Jason P. Allegrante, chief legal and compliance officer at Fireblocks, explained that, much like what Diem did for regulators, Terra’s failure has accelerated Congress’s drafting of a promising bipartisan bill. He told Cointelegraph:

“We can see in hindsight that he accelerated the writing of a very promising bipartisan bill in Congress, which will introduce stablecoin legislation, significantly normalizing the industry in the process. It is not only a direct response to the collapse of Terra , but the impact will be transformative, providing clarity on the regulatory classifications of stablecoins, in what quantity and quality they must be reserved, how they will be backed by other assets, etc.

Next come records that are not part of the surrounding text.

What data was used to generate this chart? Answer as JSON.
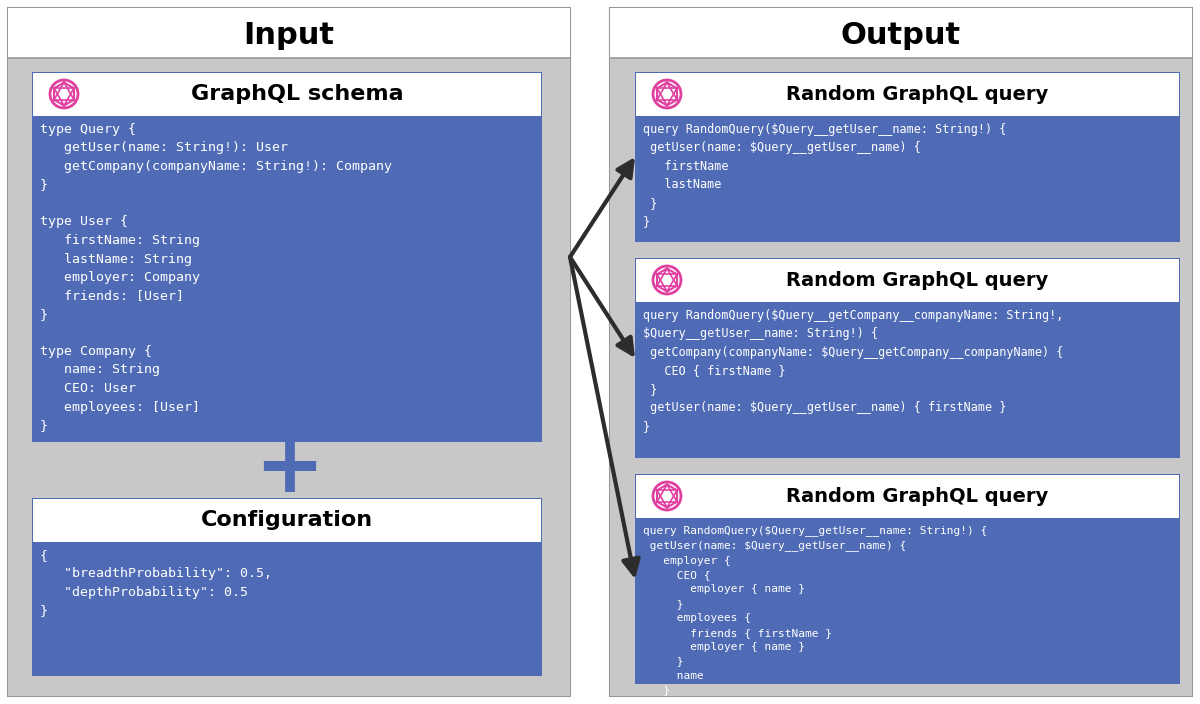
{
  "bg_color": "#ffffff",
  "outer_border_color": "#999999",
  "panel_bg": "#c8c8c8",
  "title_bar_bg": "#ffffff",
  "title_bar_border": "#999999",
  "box_header_bg": "#ffffff",
  "box_body_bg": "#4f6bb5",
  "box_border_color": "#4f6bb5",
  "title_color": "#000000",
  "header_text_color": "#000000",
  "body_text_color": "#ffffff",
  "arrow_color": "#2d2d2d",
  "plus_color": "#4f6bb5",
  "graphql_icon_color": "#e040a0",
  "input_title": "Input",
  "output_title": "Output",
  "schema_header": "GraphQL schema",
  "schema_body": "type Query {\n   getUser(name: String!): User\n   getCompany(companyName: String!): Company\n}\n\ntype User {\n   firstName: String\n   lastName: String\n   employer: Company\n   friends: [User]\n}\n\ntype Company {\n   name: String\n   CEO: User\n   employees: [User]\n}",
  "config_header": "Configuration",
  "config_body": "{\n   \"breadthProbability\": 0.5,\n   \"depthProbability\": 0.5\n}",
  "query1_header": "Random GraphQL query",
  "query1_body": "query RandomQuery($Query__getUser__name: String!) {\n getUser(name: $Query__getUser__name) {\n   firstName\n   lastName\n }\n}",
  "query2_header": "Random GraphQL query",
  "query2_body": "query RandomQuery($Query__getCompany__companyName: String!,\n$Query__getUser__name: String!) {\n getCompany(companyName: $Query__getCompany__companyName) {\n   CEO { firstName }\n }\n getUser(name: $Query__getUser__name) { firstName }\n}",
  "query3_header": "Random GraphQL query",
  "query3_body": "query RandomQuery($Query__getUser__name: String!) {\n getUser(name: $Query__getUser__name) {\n   employer {\n     CEO {\n       employer { name }\n     }\n     employees {\n       friends { firstName }\n       employer { name }\n     }\n     name\n   }\n   firstName\n }\n}"
}
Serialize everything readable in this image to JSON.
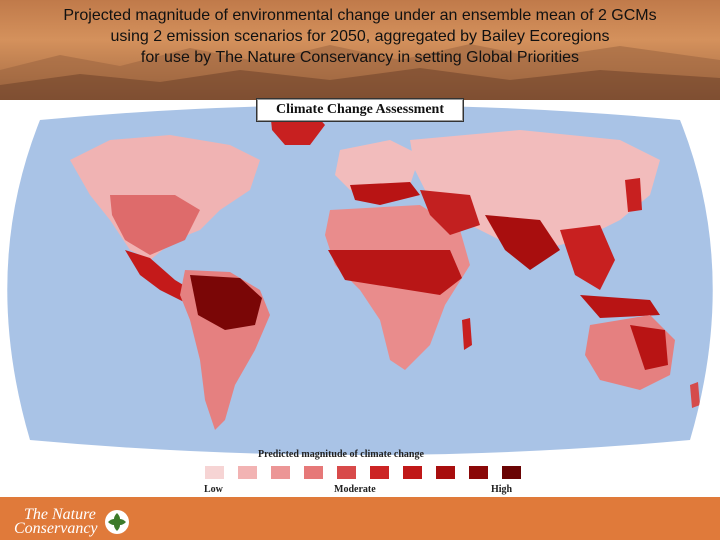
{
  "header": {
    "title_lines": [
      "Projected magnitude of environmental change under an ensemble mean of 2 GCMs",
      "using 2 emission scenarios for 2050, aggregated by Bailey Ecoregions",
      "for use by The Nature Conservancy in setting Global Priorities"
    ]
  },
  "map": {
    "banner": "Climate Change Assessment",
    "ocean_color": "#a9c3e6",
    "legend": {
      "title": "Predicted magnitude of climate change",
      "low_label": "Low",
      "moderate_label": "Moderate",
      "high_label": "High",
      "colors": [
        "#f6d4d4",
        "#f2b3b3",
        "#ec9696",
        "#e67878",
        "#d84a4a",
        "#cc2424",
        "#c01818",
        "#a80e0e",
        "#8a0808",
        "#6a0404"
      ]
    }
  },
  "footer": {
    "logo_line1": "The Nature",
    "logo_line2": "Conservancy",
    "logo_icon": "leaf-icon",
    "background": "#e07a3a"
  }
}
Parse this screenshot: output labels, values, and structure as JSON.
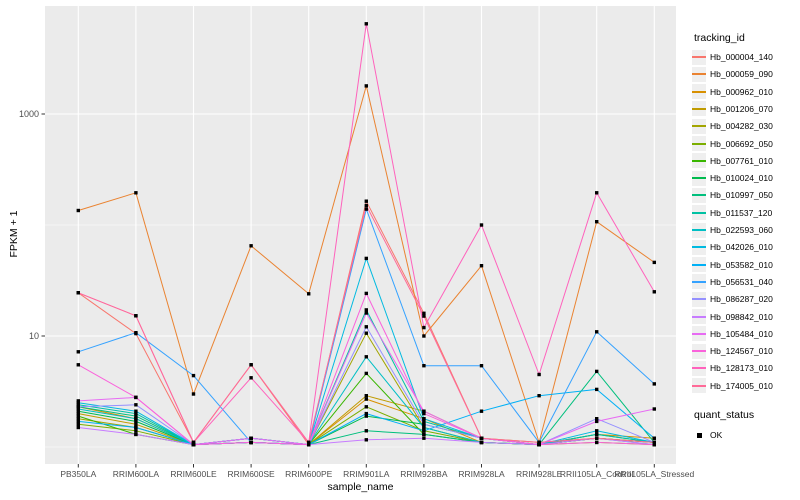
{
  "figure": {
    "y_axis_title": "FPKM + 1",
    "x_axis_title": "sample_name",
    "y_tick_labels": [
      "1000",
      "10"
    ],
    "legend": {
      "tracking_title": "tracking_id",
      "status_title": "quant_status",
      "status_label": "OK"
    },
    "colors": {
      "panel_background": "#EBEBEB",
      "gridline": "#FFFFFF",
      "tick": "#333333",
      "tick_label": "#4D4D4D",
      "point": "#000000"
    }
  },
  "chart_data": {
    "type": "line",
    "title": "",
    "xlabel": "sample_name",
    "ylabel": "FPKM + 1",
    "y_scale": "log10",
    "ylim": [
      0.7,
      9000
    ],
    "y_major_ticks": [
      10,
      1000
    ],
    "y_minor_gridlines": [
      1,
      100
    ],
    "grid": true,
    "legend_position": "right",
    "point_marker": "black-square",
    "quant_status_label": "OK",
    "categories": [
      "PB350LA",
      "RRIM600LA",
      "RRIM600LE",
      "RRIM600SE",
      "RRIM600PE",
      "RRIM901LA",
      "RRIM928BA",
      "RRIM928LA",
      "RRIM928LE",
      "RRII105LA_Control",
      "RRII105LA_Stressed"
    ],
    "series": [
      {
        "name": "Hb_000004_140",
        "color": "#F8766D",
        "values": [
          24.5,
          10.5,
          1.1,
          5.5,
          1.05,
          164,
          16,
          1.2,
          1.05,
          1.2,
          1.1
        ]
      },
      {
        "name": "Hb_000059_090",
        "color": "#EA8331",
        "values": [
          135,
          195,
          3.0,
          65,
          24,
          1790,
          10,
          43,
          1.1,
          107,
          46
        ]
      },
      {
        "name": "Hb_000962_010",
        "color": "#D89000",
        "values": [
          2.3,
          1.8,
          1.05,
          1.1,
          1.05,
          2.7,
          1.8,
          1.1,
          1.05,
          1.3,
          1.2
        ]
      },
      {
        "name": "Hb_001206_070",
        "color": "#C09B00",
        "values": [
          2.0,
          1.6,
          1.05,
          1.1,
          1.05,
          2.9,
          2.1,
          1.2,
          1.1,
          1.2,
          1.1
        ]
      },
      {
        "name": "Hb_004282_030",
        "color": "#A3A500",
        "values": [
          1.8,
          1.5,
          1.05,
          1.2,
          1.05,
          10.6,
          1.5,
          1.1,
          1.05,
          1.2,
          1.1
        ]
      },
      {
        "name": "Hb_006692_050",
        "color": "#7CAE00",
        "values": [
          1.6,
          1.4,
          1.05,
          1.1,
          1.05,
          2.3,
          1.4,
          1.1,
          1.05,
          1.1,
          1.05
        ]
      },
      {
        "name": "Hb_007761_010",
        "color": "#39B600",
        "values": [
          1.9,
          1.3,
          1.05,
          1.1,
          1.05,
          4.6,
          1.3,
          1.1,
          1.05,
          1.2,
          1.1
        ]
      },
      {
        "name": "Hb_010024_010",
        "color": "#00BB4E",
        "values": [
          2.1,
          1.7,
          1.05,
          1.2,
          1.05,
          1.9,
          1.6,
          1.2,
          1.05,
          1.3,
          1.1
        ]
      },
      {
        "name": "Hb_010997_050",
        "color": "#00BF7D",
        "values": [
          2.3,
          1.9,
          1.05,
          1.1,
          1.05,
          1.4,
          1.3,
          1.1,
          1.05,
          4.8,
          1.1
        ]
      },
      {
        "name": "Hb_011537_120",
        "color": "#00C1A3",
        "values": [
          2.4,
          2.0,
          1.05,
          1.2,
          1.05,
          17.2,
          1.7,
          1.2,
          1.05,
          1.3,
          1.1
        ]
      },
      {
        "name": "Hb_022593_060",
        "color": "#00BFC4",
        "values": [
          2.2,
          1.8,
          1.05,
          1.1,
          1.05,
          6.5,
          1.5,
          1.1,
          1.05,
          1.2,
          1.05
        ]
      },
      {
        "name": "Hb_042026_010",
        "color": "#00BAE0",
        "values": [
          2.5,
          2.1,
          1.05,
          1.2,
          1.05,
          50,
          1.8,
          1.2,
          1.05,
          1.4,
          1.1
        ]
      },
      {
        "name": "Hb_053582_010",
        "color": "#00B0F6",
        "values": [
          1.7,
          1.5,
          1.05,
          1.1,
          1.05,
          2.0,
          1.4,
          2.1,
          2.9,
          3.3,
          1.2
        ]
      },
      {
        "name": "Hb_056531_040",
        "color": "#35A2FF",
        "values": [
          7.2,
          10.7,
          4.4,
          1.1,
          1.05,
          139,
          5.4,
          5.4,
          1.1,
          10.9,
          3.7
        ]
      },
      {
        "name": "Hb_086287_020",
        "color": "#9590FF",
        "values": [
          2.3,
          2.4,
          1.05,
          1.2,
          1.05,
          12.1,
          1.6,
          1.2,
          1.05,
          1.8,
          1.1
        ]
      },
      {
        "name": "Hb_098842_010",
        "color": "#C77CFF",
        "values": [
          1.5,
          1.3,
          1.05,
          1.1,
          1.05,
          1.16,
          1.2,
          1.1,
          1.05,
          1.2,
          1.05
        ]
      },
      {
        "name": "Hb_105484_010",
        "color": "#E76BF3",
        "values": [
          2.6,
          2.8,
          1.05,
          1.2,
          1.05,
          16.1,
          2.1,
          1.2,
          1.05,
          1.7,
          2.2
        ]
      },
      {
        "name": "Hb_124567_010",
        "color": "#FA62DB",
        "values": [
          5.5,
          2.8,
          1.05,
          1.1,
          1.05,
          24.2,
          2.0,
          1.2,
          1.05,
          1.1,
          1.05
        ]
      },
      {
        "name": "Hb_128173_010",
        "color": "#FF62BC",
        "values": [
          24.5,
          15.2,
          1.1,
          4.2,
          1.1,
          6500,
          11.9,
          100,
          4.5,
          195,
          25
        ]
      },
      {
        "name": "Hb_174005_010",
        "color": "#FF6A98",
        "values": [
          24.5,
          15.2,
          1.1,
          5.5,
          1.1,
          150,
          15.1,
          1.2,
          1.1,
          1.2,
          1.1
        ]
      }
    ]
  }
}
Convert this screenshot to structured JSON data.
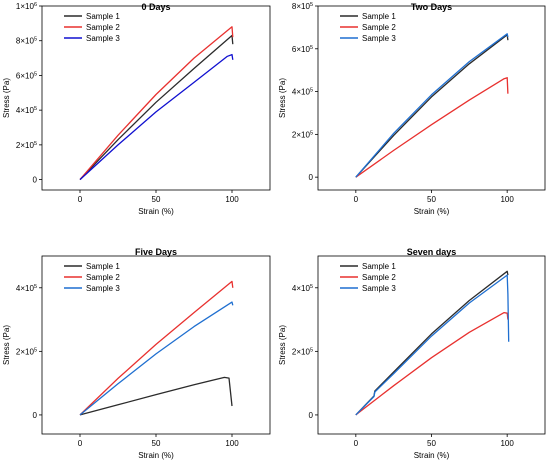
{
  "chart_data": [
    {
      "type": "line",
      "title": "0 Days",
      "xlabel": "Strain (%)",
      "ylabel": "Stress (Pa)",
      "xlim": [
        -25,
        125
      ],
      "ylim": [
        -60000,
        1000000
      ],
      "xticks": [
        {
          "v": 0,
          "label": "0"
        },
        {
          "v": 50,
          "label": "50"
        },
        {
          "v": 100,
          "label": "100"
        }
      ],
      "yticks": [
        {
          "v": 0,
          "mant": "0",
          "exp": ""
        },
        {
          "v": 200000,
          "mant": "2×10",
          "exp": "5"
        },
        {
          "v": 400000,
          "mant": "4×10",
          "exp": "5"
        },
        {
          "v": 600000,
          "mant": "6×10",
          "exp": "5"
        },
        {
          "v": 800000,
          "mant": "8×10",
          "exp": "5"
        },
        {
          "v": 1000000,
          "mant": "1×10",
          "exp": "6"
        }
      ],
      "legend_position": "top-left",
      "series": [
        {
          "name": "Sample 1",
          "color": "#2b2b2b",
          "x": [
            0,
            25,
            50,
            75,
            100,
            100.5
          ],
          "y": [
            0,
            230000,
            445000,
            640000,
            830000,
            780000
          ]
        },
        {
          "name": "Sample 2",
          "color": "#e8312f",
          "x": [
            0,
            25,
            50,
            75,
            100,
            100.5
          ],
          "y": [
            0,
            255000,
            490000,
            700000,
            880000,
            820000
          ]
        },
        {
          "name": "Sample 3",
          "color": "#1010d0",
          "x": [
            0,
            25,
            50,
            75,
            97,
            100,
            100.5
          ],
          "y": [
            0,
            200000,
            390000,
            560000,
            710000,
            720000,
            690000
          ]
        }
      ]
    },
    {
      "type": "line",
      "title": "Two Days",
      "xlabel": "Strain (%)",
      "ylabel": "Stress (Pa)",
      "xlim": [
        -25,
        125
      ],
      "ylim": [
        -60000,
        800000
      ],
      "xticks": [
        {
          "v": 0,
          "label": "0"
        },
        {
          "v": 50,
          "label": "50"
        },
        {
          "v": 100,
          "label": "100"
        }
      ],
      "yticks": [
        {
          "v": 0,
          "mant": "0",
          "exp": ""
        },
        {
          "v": 200000,
          "mant": "2×10",
          "exp": "5"
        },
        {
          "v": 400000,
          "mant": "4×10",
          "exp": "5"
        },
        {
          "v": 600000,
          "mant": "6×10",
          "exp": "5"
        },
        {
          "v": 800000,
          "mant": "8×10",
          "exp": "5"
        }
      ],
      "legend_position": "top-left",
      "series": [
        {
          "name": "Sample 1",
          "color": "#2b2b2b",
          "x": [
            0,
            25,
            50,
            75,
            100,
            100.5
          ],
          "y": [
            0,
            195000,
            375000,
            530000,
            665000,
            640000
          ]
        },
        {
          "name": "Sample 2",
          "color": "#e8312f",
          "x": [
            0,
            25,
            50,
            75,
            98,
            100,
            100.5
          ],
          "y": [
            0,
            125000,
            245000,
            360000,
            460000,
            465000,
            390000
          ]
        },
        {
          "name": "Sample 3",
          "color": "#1f6fd0",
          "x": [
            0,
            25,
            50,
            75,
            100,
            100.5
          ],
          "y": [
            0,
            205000,
            385000,
            540000,
            670000,
            655000
          ]
        }
      ]
    },
    {
      "type": "line",
      "title": "Five Days",
      "xlabel": "Strain (%)",
      "ylabel": "Stress (Pa)",
      "xlim": [
        -25,
        125
      ],
      "ylim": [
        -60000,
        500000
      ],
      "xticks": [
        {
          "v": 0,
          "label": "0"
        },
        {
          "v": 50,
          "label": "50"
        },
        {
          "v": 100,
          "label": "100"
        }
      ],
      "yticks": [
        {
          "v": 0,
          "mant": "0",
          "exp": ""
        },
        {
          "v": 200000,
          "mant": "2×10",
          "exp": "5"
        },
        {
          "v": 400000,
          "mant": "4×10",
          "exp": "5"
        }
      ],
      "legend_position": "top-left",
      "series": [
        {
          "name": "Sample 1",
          "color": "#2b2b2b",
          "x": [
            0,
            25,
            50,
            75,
            95,
            98,
            100
          ],
          "y": [
            0,
            32000,
            64000,
            95000,
            118000,
            116000,
            28000
          ]
        },
        {
          "name": "Sample 2",
          "color": "#e8312f",
          "x": [
            0,
            25,
            50,
            75,
            100,
            100.5
          ],
          "y": [
            0,
            115000,
            222000,
            322000,
            420000,
            400000
          ]
        },
        {
          "name": "Sample 3",
          "color": "#1f6fd0",
          "x": [
            0,
            25,
            50,
            75,
            100,
            100.5
          ],
          "y": [
            0,
            98000,
            192000,
            278000,
            355000,
            345000
          ]
        }
      ]
    },
    {
      "type": "line",
      "title": "Seven days",
      "xlabel": "Strain (%)",
      "ylabel": "Stress (Pa)",
      "xlim": [
        -25,
        125
      ],
      "ylim": [
        -60000,
        500000
      ],
      "xticks": [
        {
          "v": 0,
          "label": "0"
        },
        {
          "v": 50,
          "label": "50"
        },
        {
          "v": 100,
          "label": "100"
        }
      ],
      "yticks": [
        {
          "v": 0,
          "mant": "0",
          "exp": ""
        },
        {
          "v": 200000,
          "mant": "2×10",
          "exp": "5"
        },
        {
          "v": 400000,
          "mant": "4×10",
          "exp": "5"
        }
      ],
      "legend_position": "top-left",
      "series": [
        {
          "name": "Sample 1",
          "color": "#2b2b2b",
          "x": [
            0,
            12,
            12.5,
            25,
            50,
            75,
            100,
            100.5
          ],
          "y": [
            0,
            60000,
            75000,
            135000,
            255000,
            360000,
            452000,
            440000
          ]
        },
        {
          "name": "Sample 2",
          "color": "#e8312f",
          "x": [
            0,
            25,
            50,
            75,
            98,
            100,
            100.5
          ],
          "y": [
            0,
            92000,
            180000,
            260000,
            322000,
            320000,
            300000
          ]
        },
        {
          "name": "Sample 3",
          "color": "#1f6fd0",
          "x": [
            0,
            12,
            12.5,
            25,
            50,
            75,
            100,
            100.5,
            101
          ],
          "y": [
            0,
            58000,
            72000,
            130000,
            248000,
            352000,
            440000,
            380000,
            230000
          ]
        }
      ]
    }
  ]
}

He added that Terra’s implosion experience will trigger innovation in true stablecoin products and ultimately “drive more organizations and individuals to invest in cryptocurrencies and related technologies in the coming years.”

The collapse of Terra may have caused crypto contagion, but it created a starting point for the stablecoin industry. It has forced policymakers to look at the bigger picture and find better ways to protect consumers. It has also raised the interest of policy makers in the diverse and complex nature of the industry and made them realize that a common policy will not work for the whole industry.